Après l’affaire Lyhanna, la Justice a recensé 85 047 plaintes pour violences sexuelles sur mineurs. Découvrez les 20 mesures proposées.

Après le drame de Lyhanna, l’État annonce une mobilisation d’une ampleur inédite contre les violences sexuelles sur mineurs. Près de 70 000 procédures ont été réexaminées par la Justice, 675 personnes ont été incarcérées et vingt mesures prioritaires viennent d’être remises au Premier ministre. Contrôle des adultes travaillant avec des enfants, signalement à l’école, prise en charge psychologique, imprescriptibilité des crimes sexuels : voici ce qui pourrait réellement changer.

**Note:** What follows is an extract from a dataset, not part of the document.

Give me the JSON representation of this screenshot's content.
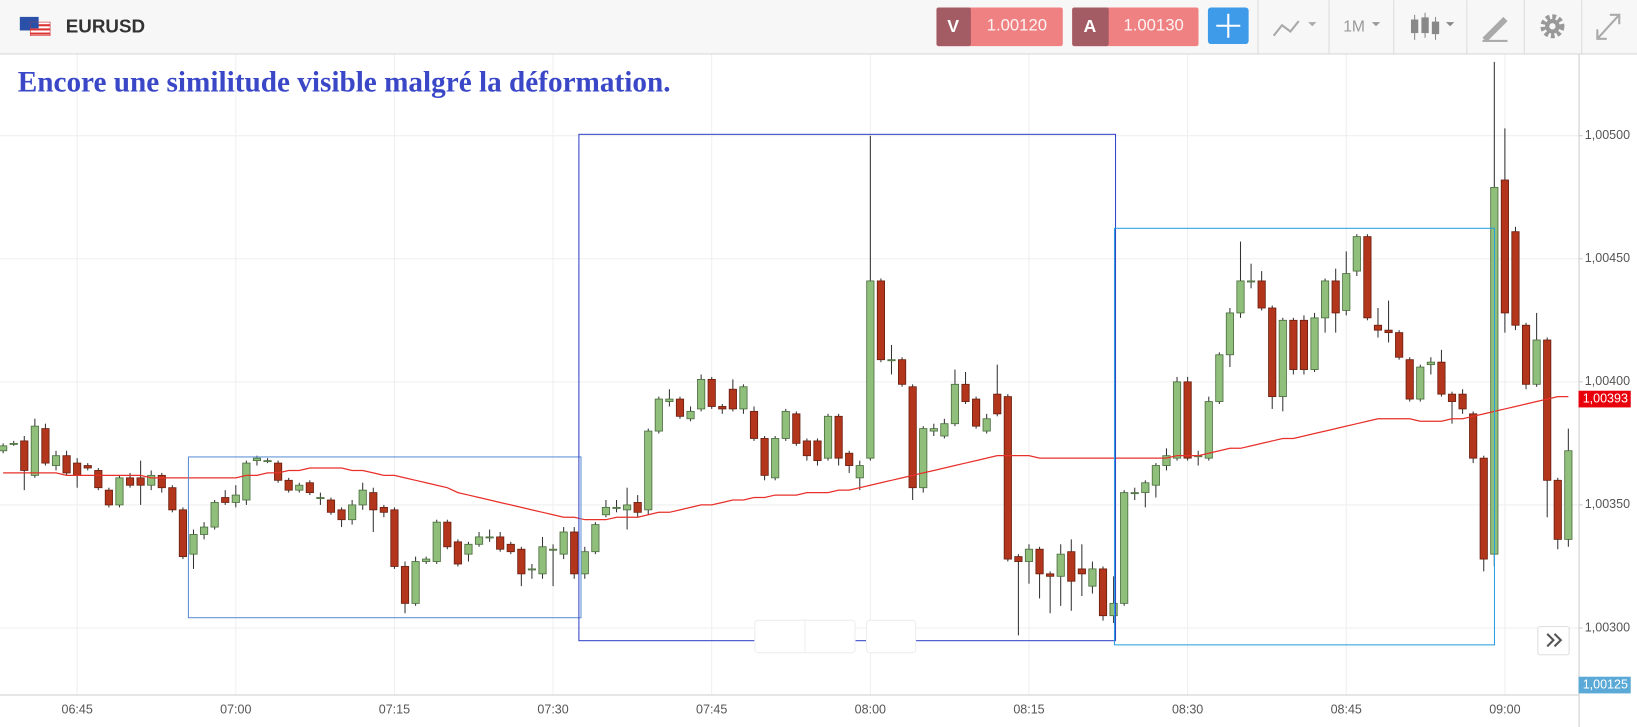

L’affaire Lyhanna a mis en lumière des défaillances insupportables dans la protection des enfants. Signaux insuffisamment pris en compte, informations mal partagées, procédures trop lentes : face à l’émotion et aux interrogations suscitées par ce drame, le gouvernement présente désormais une réponse en deux volets.

Le ministère de la Justice annonce avoir lancé une revue nationale sans précédent des plaintes pour violences sexuelles sur mineurs. De son côté, Sarah El Haïry, Haute-commissaire à l’Enfance, a remis au Premier ministre vingt propositions destinées à mieux repérer les enfants en danger, mieux contrôler les professionnels qui les entourent et mieux accompagner les victimes.

Des annonces fortes, dont certaines pourraient être appliquées rapidement. D’autres, comme l’imprescriptibilité des crimes sexuels sur mineurs ou la création d’un parquet national contre la pédocriminalité, nécessiteraient toutefois des décisions politiques et des changements législatifs majeurs.

Violences sexuelles sur mineurs : plus de 85 000 plaintes recensées

Le premier chiffre donne la mesure du problème.

Le garde des Sceaux, Gérald Darmanin, avait demandé aux procureurs de réexaminer environ 70 000 plaintes concernant des violences sexuelles commises sur des mineurs. Mais le recensement effectué dans les différentes juridictions a finalement permis d’identifier 85 047 plaintes sur l’ensemble du territoire.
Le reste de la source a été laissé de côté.